Из зала посыпались записки. Я бойко отвечал, вечер явно удавался! Отвечая на какой-то вопрос, я подробно рассказал (зачем?!), как заставили И. М. Смоктуновского играть роль Ленина в фильме Ольшвангера «На одной планете». Это было после «Гамлета» и перед «Берегись автомобиля». После того как Смоктуновский отказался играть вождя, Иннокентия Михайловича пригласили в Ленинградский обком партии и стали уговаривать, чтобы он согласился. Обещали хорошую квартиру, намекнули, что в случае отказа ему не видать Ленинской премии (а он был представлен к ней за роль Гамлета) как своих ушей. Увещевали, угрожали, умасливали, покупали. И Смоктуновский — человек есть человек! — дал согласие.
— Посмотри, — горестно говорил он мне в гримерной, когда я приехал на «Ленфильм» с предложением ему играть роль Деточкина. — Я же не похож на Ленина, я вылитый Вальтер Ульбрихт. (Кто сейчас помнит этого гедеэровского фюрера?)
Никто не запомнил и артиста в роли вождя мирового пролетариата, которую Смоктуновский играл отнюдь не по призванию сердца, но Ленинскую премию он-таки получил. И кто сам без греха, пусть бросит в него первый камень!
В зал со сцены рассказывались многие вещи, о которых не принято было говорить, их скрывают, как дурную болезнь. Моя откровенность и чистосердечие, незнание обстановки, непонимание условий граничили, конечно, с полным кретинизмом!
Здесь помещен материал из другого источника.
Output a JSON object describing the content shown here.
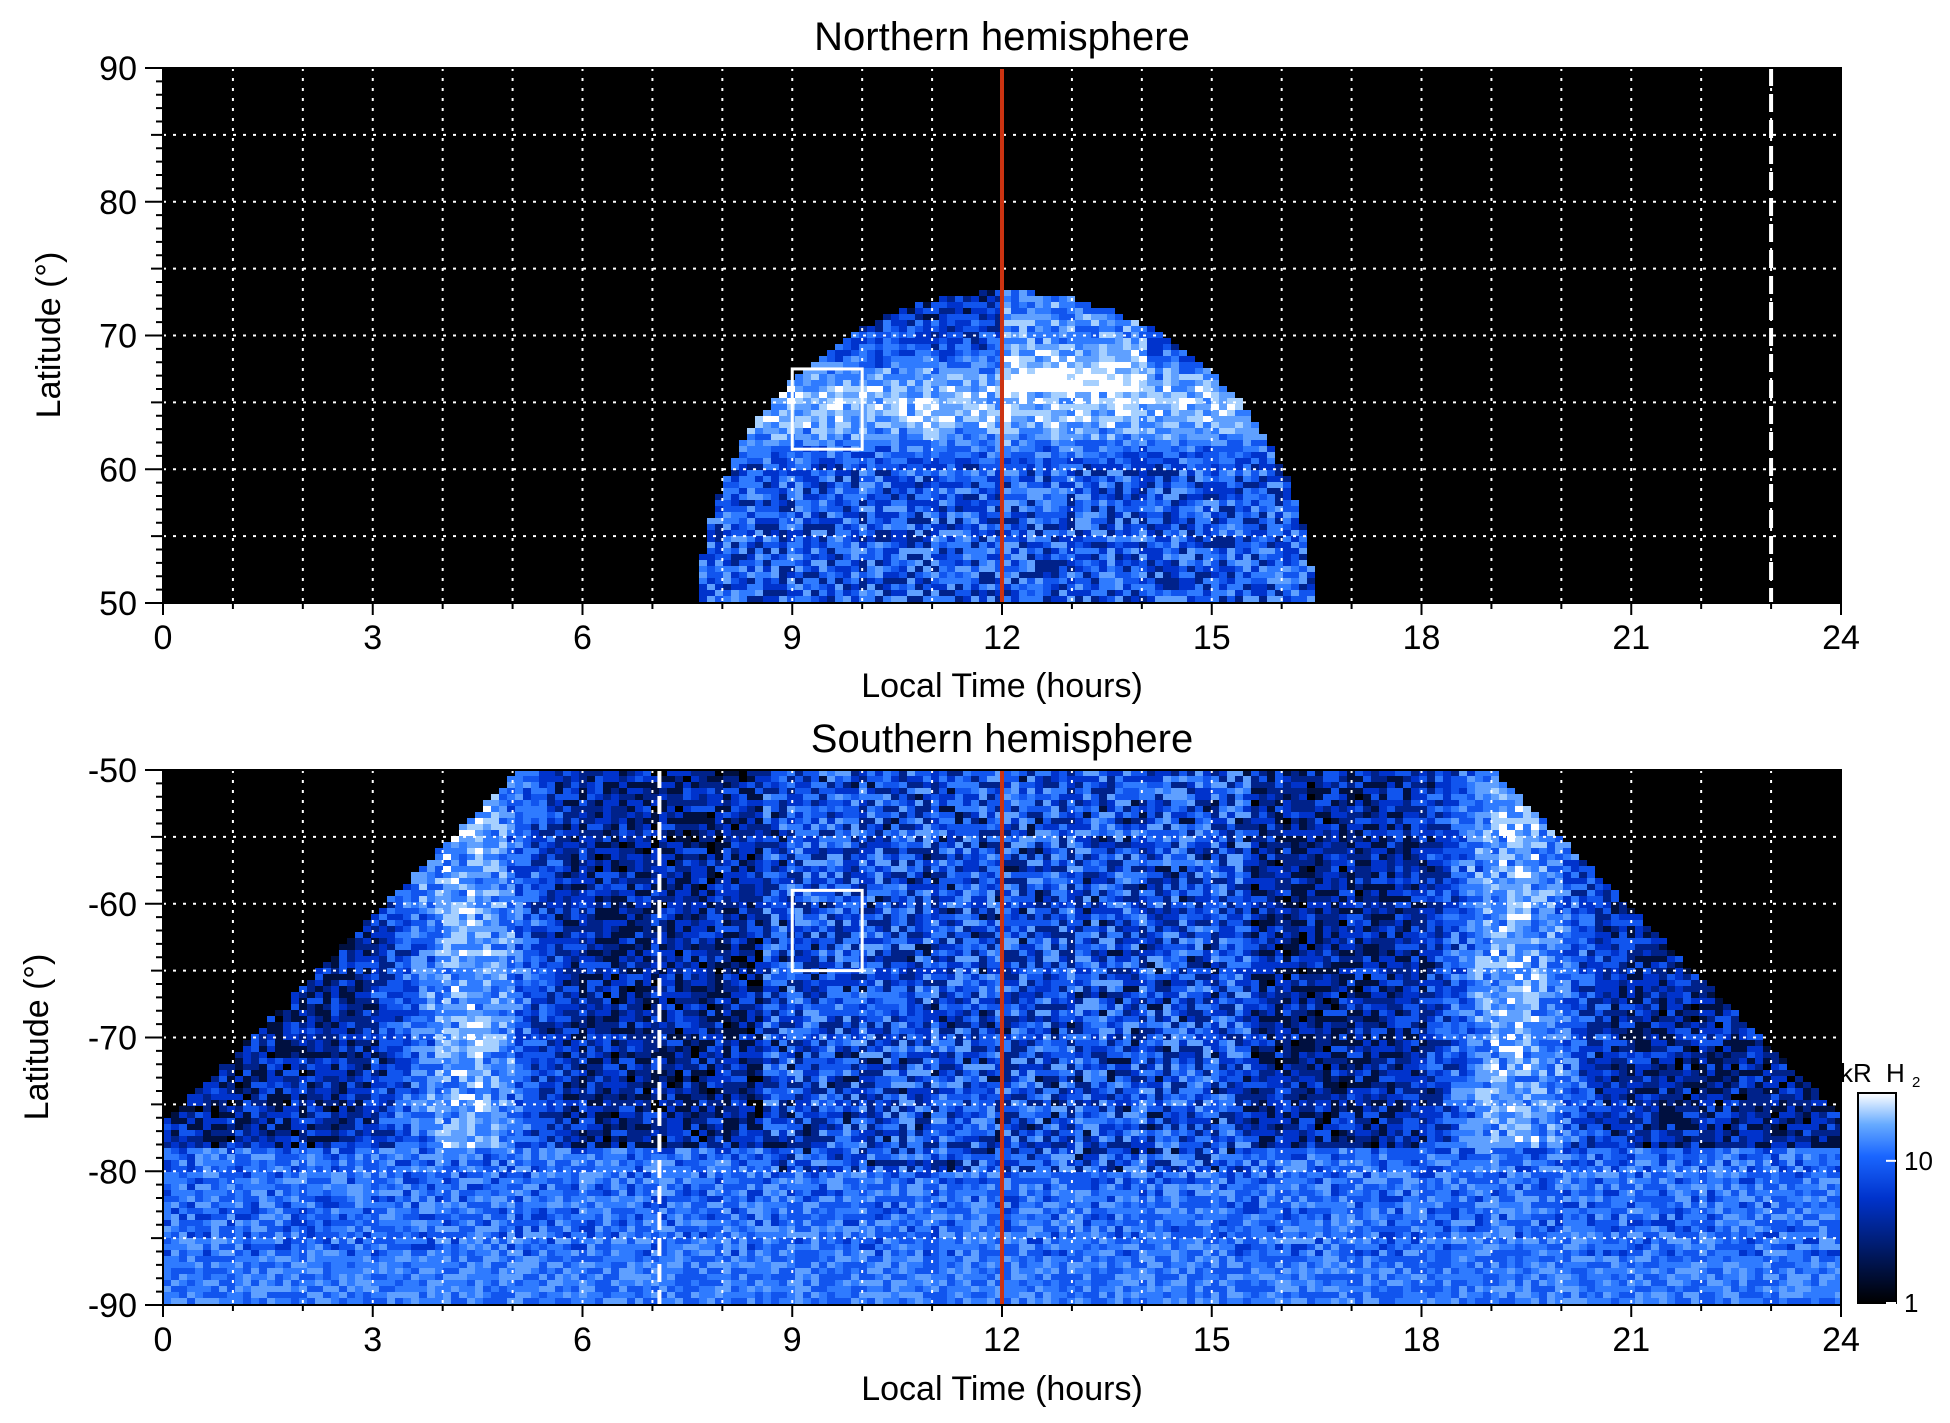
{
  "colors": {
    "background": "#000000",
    "colormap": [
      "#000000",
      "#001a66",
      "#0033cc",
      "#1a66ff",
      "#4d99ff",
      "#99ccff",
      "#ffffff"
    ],
    "noon_line": "#cc3311",
    "grid": "#ffffff",
    "box": "#ffffff",
    "dashed_marker": "#ffffff"
  },
  "chart_data": [
    {
      "type": "heatmap",
      "title": "Northern hemisphere",
      "xlabel": "Local Time (hours)",
      "ylabel": "Latitude (°)",
      "xlim": [
        0,
        24
      ],
      "ylim": [
        50,
        90
      ],
      "xticks": [
        "0",
        "3",
        "6",
        "9",
        "12",
        "15",
        "18",
        "21",
        "24"
      ],
      "yticks": [
        "50",
        "60",
        "70",
        "80",
        "90"
      ],
      "grid": true,
      "grid_x_step_hours": 1,
      "grid_y_step_deg": 5,
      "noon_line_x": 12,
      "dashed_marker_x": 23,
      "box": {
        "x0": 9,
        "x1": 10,
        "y0": 61.5,
        "y1": 67.5
      },
      "emission_region": {
        "x_min": 7.7,
        "x_max": 16.5,
        "peak_lat": 73.5,
        "oval_lat": 65
      }
    },
    {
      "type": "heatmap",
      "title": "Southern hemisphere",
      "xlabel": "Local Time (hours)",
      "ylabel": "Latitude (°)",
      "xlim": [
        0,
        24
      ],
      "ylim": [
        -90,
        -50
      ],
      "xticks": [
        "0",
        "3",
        "6",
        "9",
        "12",
        "15",
        "18",
        "21",
        "24"
      ],
      "yticks": [
        "-50",
        "-60",
        "-70",
        "-80",
        "-90"
      ],
      "grid": true,
      "grid_x_step_hours": 1,
      "grid_y_step_deg": 5,
      "noon_line_x": 12,
      "dashed_marker_x": 7.1,
      "box": {
        "x0": 9,
        "x1": 10,
        "y0": -65,
        "y1": -59
      },
      "emission_region": {
        "x_min": 0,
        "x_max": 24,
        "edge_lat": -74,
        "oval_lat": -72
      },
      "colorbar": {
        "label_kr": "kR",
        "label_species": "H",
        "label_sub": "2",
        "scale": "log",
        "range": [
          1,
          30
        ],
        "ticks": [
          "1",
          "10"
        ]
      }
    }
  ]
}
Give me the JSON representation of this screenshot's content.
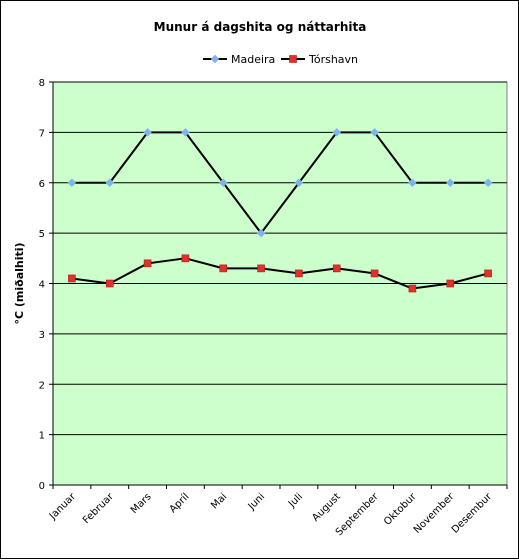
{
  "chart_data": {
    "type": "line",
    "title": "Munur á dagshita og náttarhita",
    "xlabel": "",
    "ylabel": "°C (miðalhiti)",
    "categories": [
      "Januar",
      "Februar",
      "Mars",
      "Apríl",
      "Mai",
      "Juni",
      "Juli",
      "August",
      "September",
      "Oktobur",
      "November",
      "Desembur"
    ],
    "ylim": [
      0,
      8
    ],
    "yticks": [
      "0",
      "1",
      "2",
      "3",
      "4",
      "5",
      "6",
      "7",
      "8"
    ],
    "grid": true,
    "legend_position": "top",
    "plot_background": "#ccffcc",
    "series": [
      {
        "name": "Madeira",
        "values": [
          6,
          6,
          7,
          7,
          6,
          5,
          6,
          7,
          7,
          6,
          6,
          6
        ],
        "line_color": "#000000",
        "marker_color": "#7fb2f0",
        "marker": "diamond"
      },
      {
        "name": "Tórshavn",
        "values": [
          4.1,
          4.0,
          4.4,
          4.5,
          4.3,
          4.3,
          4.2,
          4.3,
          4.2,
          3.9,
          4.0,
          4.2
        ],
        "line_color": "#000000",
        "marker_color": "#e0312b",
        "marker": "square"
      }
    ]
  }
}
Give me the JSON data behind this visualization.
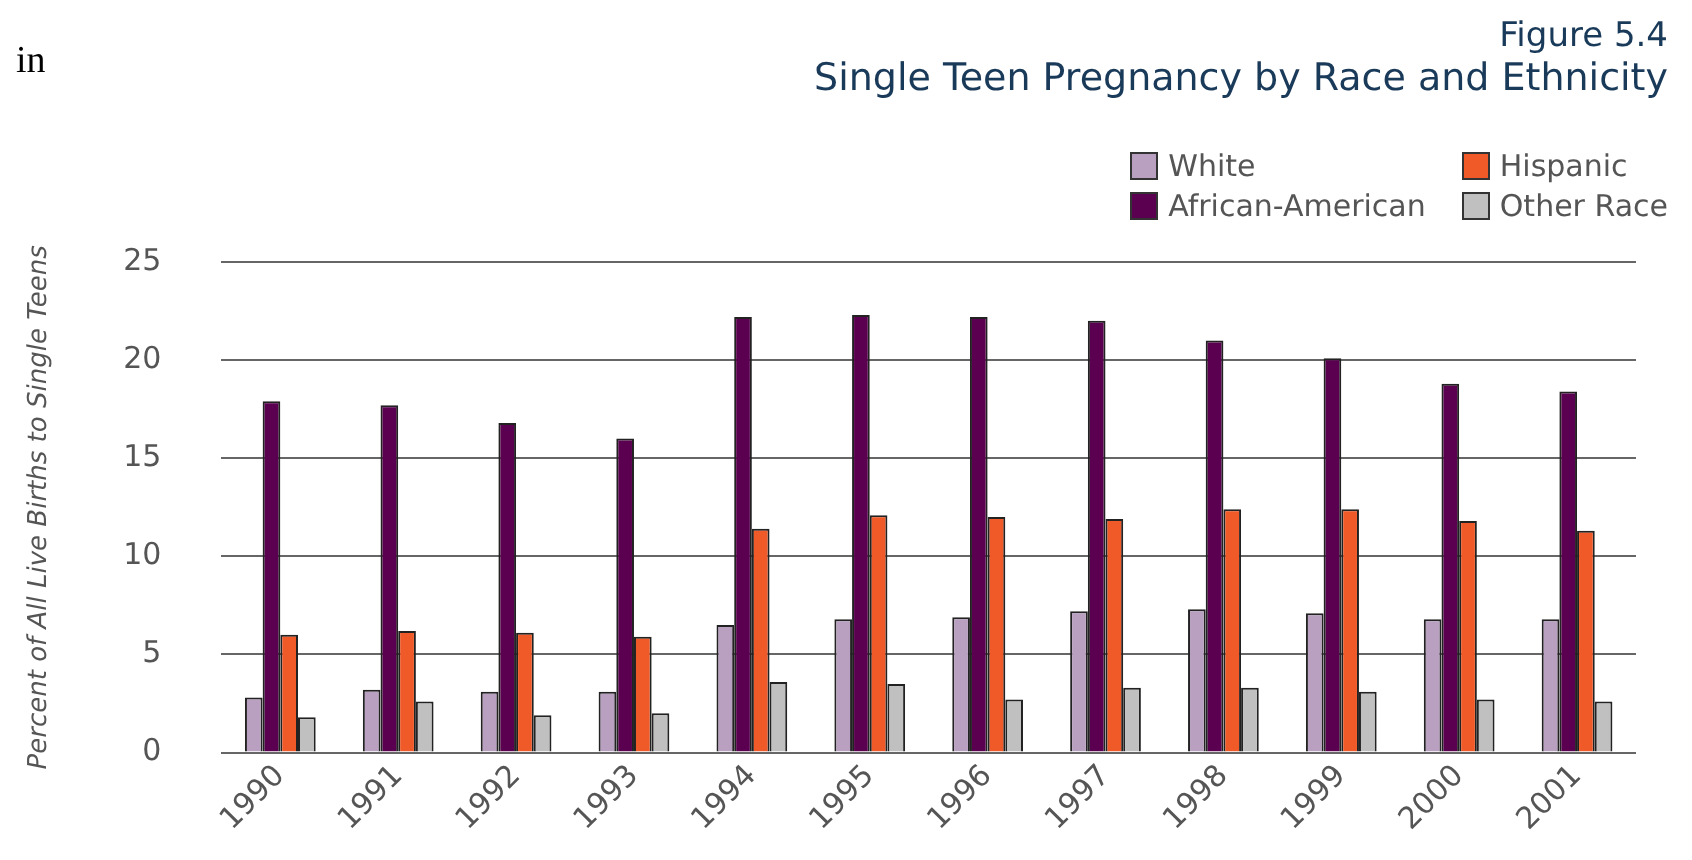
{
  "chart_data": {
    "type": "bar",
    "title": "Single Teen Pregnancy by Race and Ethnicity",
    "subtitle": "Figure 5.4",
    "ylabel": "Percent of All Live Births to Single Teens",
    "annotations": [
      "in"
    ],
    "categories": [
      "1990",
      "1991",
      "1992",
      "1993",
      "1994",
      "1995",
      "1996",
      "1997",
      "1998",
      "1999",
      "2000",
      "2001"
    ],
    "series": [
      {
        "name": "White",
        "color": "#b9a0c0",
        "values": [
          2.8,
          3.2,
          3.1,
          3.1,
          6.5,
          6.8,
          6.9,
          7.2,
          7.3,
          7.1,
          6.8,
          6.8
        ]
      },
      {
        "name": "African-American",
        "color": "#5b0050",
        "values": [
          17.9,
          17.7,
          16.8,
          16.0,
          22.2,
          22.3,
          22.2,
          22.0,
          21.0,
          20.1,
          18.8,
          18.4
        ]
      },
      {
        "name": "Hispanic",
        "color": "#f05a28",
        "values": [
          6.0,
          6.2,
          6.1,
          5.9,
          11.4,
          12.1,
          12.0,
          11.9,
          12.4,
          12.4,
          11.8,
          11.3
        ]
      },
      {
        "name": "Other Race",
        "color": "#c0c0c0",
        "values": [
          1.8,
          2.6,
          1.9,
          2.0,
          3.6,
          3.5,
          2.7,
          3.3,
          3.3,
          3.1,
          2.7,
          2.6
        ]
      }
    ],
    "ylim": [
      0,
      25
    ],
    "yticks": [
      0,
      5,
      10,
      15,
      20,
      25
    ],
    "grid": "y",
    "legend": "top right"
  }
}
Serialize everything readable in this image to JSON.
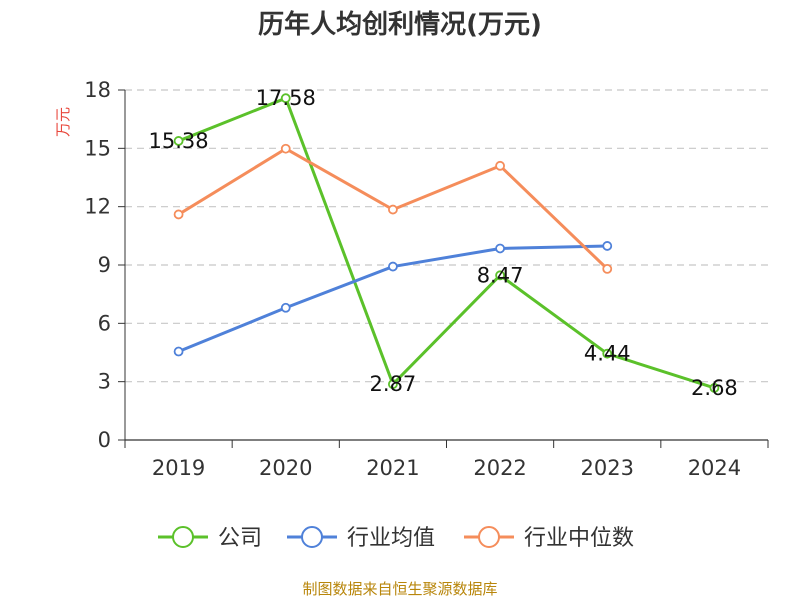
{
  "chart_data": {
    "type": "line",
    "title": "历年人均创利情况(万元)",
    "ylabel": "万元",
    "xlabel": "",
    "categories": [
      "2019",
      "2020",
      "2021",
      "2022",
      "2023",
      "2024"
    ],
    "ylim": [
      0,
      18
    ],
    "yticks": [
      0,
      3,
      6,
      9,
      12,
      15,
      18
    ],
    "grid": "horizontal dashed",
    "legend_position": "bottom",
    "series": [
      {
        "name": "公司",
        "color": "#5bc12a",
        "values": [
          15.38,
          17.58,
          2.87,
          8.47,
          4.44,
          2.68
        ],
        "labels": [
          "15.38",
          "17.58",
          "2.87",
          "8.47",
          "4.44",
          "2.68"
        ]
      },
      {
        "name": "行业均值",
        "color": "#4f81d9",
        "values": [
          4.55,
          6.8,
          8.92,
          9.85,
          9.98,
          null
        ]
      },
      {
        "name": "行业中位数",
        "color": "#f58d5b",
        "values": [
          11.6,
          14.98,
          11.85,
          14.1,
          8.8,
          null
        ]
      }
    ]
  },
  "source": "制图数据来自恒生聚源数据库"
}
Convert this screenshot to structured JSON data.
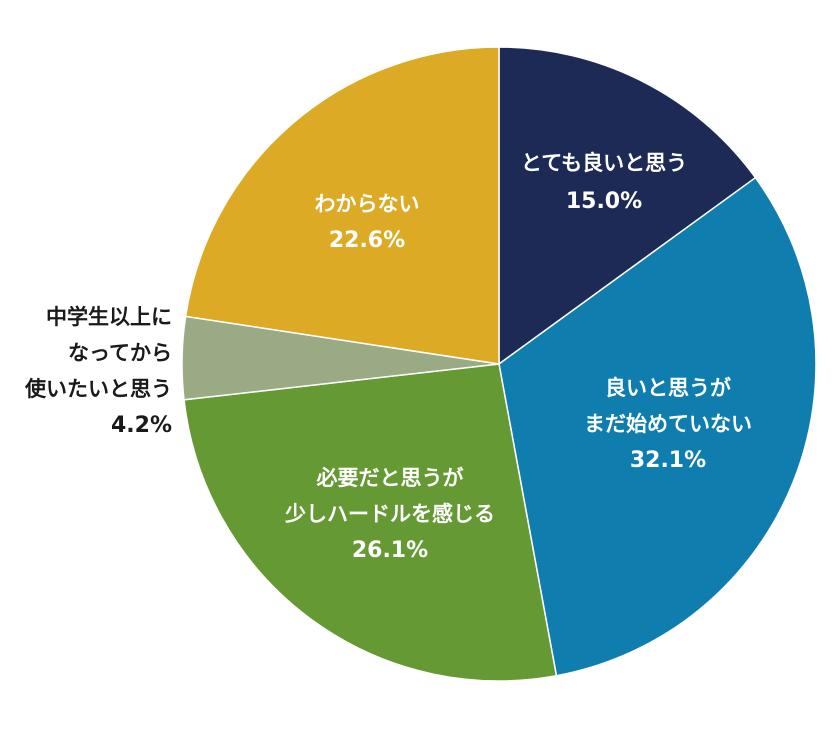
{
  "chart_data": {
    "type": "pie",
    "title": "",
    "slices": [
      {
        "label_lines": [
          "とても良いと思う"
        ],
        "value": 15.0,
        "value_label": "15.0%",
        "color": "#1d2a55",
        "label_color": "#ffffff"
      },
      {
        "label_lines": [
          "良いと思うが",
          "まだ始めていない"
        ],
        "value": 32.1,
        "value_label": "32.1%",
        "color": "#0f7dae",
        "label_color": "#ffffff"
      },
      {
        "label_lines": [
          "必要だと思うが",
          "少しハードルを感じる"
        ],
        "value": 26.1,
        "value_label": "26.1%",
        "color": "#659934",
        "label_color": "#ffffff"
      },
      {
        "label_lines": [
          "中学生以上に",
          "なってから",
          "使いたいと思う"
        ],
        "value": 4.2,
        "value_label": "4.2%",
        "color": "#99aa85",
        "label_color": "#1a1a1a",
        "label_outside": true
      },
      {
        "label_lines": [
          "わからない"
        ],
        "value": 22.6,
        "value_label": "22.6%",
        "color": "#dcaa24",
        "label_color": "#ffffff"
      }
    ],
    "start_angle_deg": 0,
    "direction": "clockwise",
    "legend": "none"
  }
}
Отвечая на вопрос о наших с Брагинским сочинениях для сцены, я, распаляясь, заявил, что наши пьесы, как, впрочем, и произведения В. Розова, М. Рощина, Л. Зорина, украинские театры почему-то не ставят. Пьесы идут во всех республиках СССР, в демократических и некоторых капиталистических странах, но только не на Украине.
— Впрочем, — добавил я, — наши пьесы играют у вас в республике в двух городах: Одессе и Севастополе. Наверное, потому, что это города-герои!
Что тут было с залом! Люди падали от восторга со стульев. Эту бурную реакцию я отношу отнюдь не к качеству юмора, а к моей, с точки зрения сидящих в зале, неслыханной смелости. Сам я, правда, о своей доблести не подозревал…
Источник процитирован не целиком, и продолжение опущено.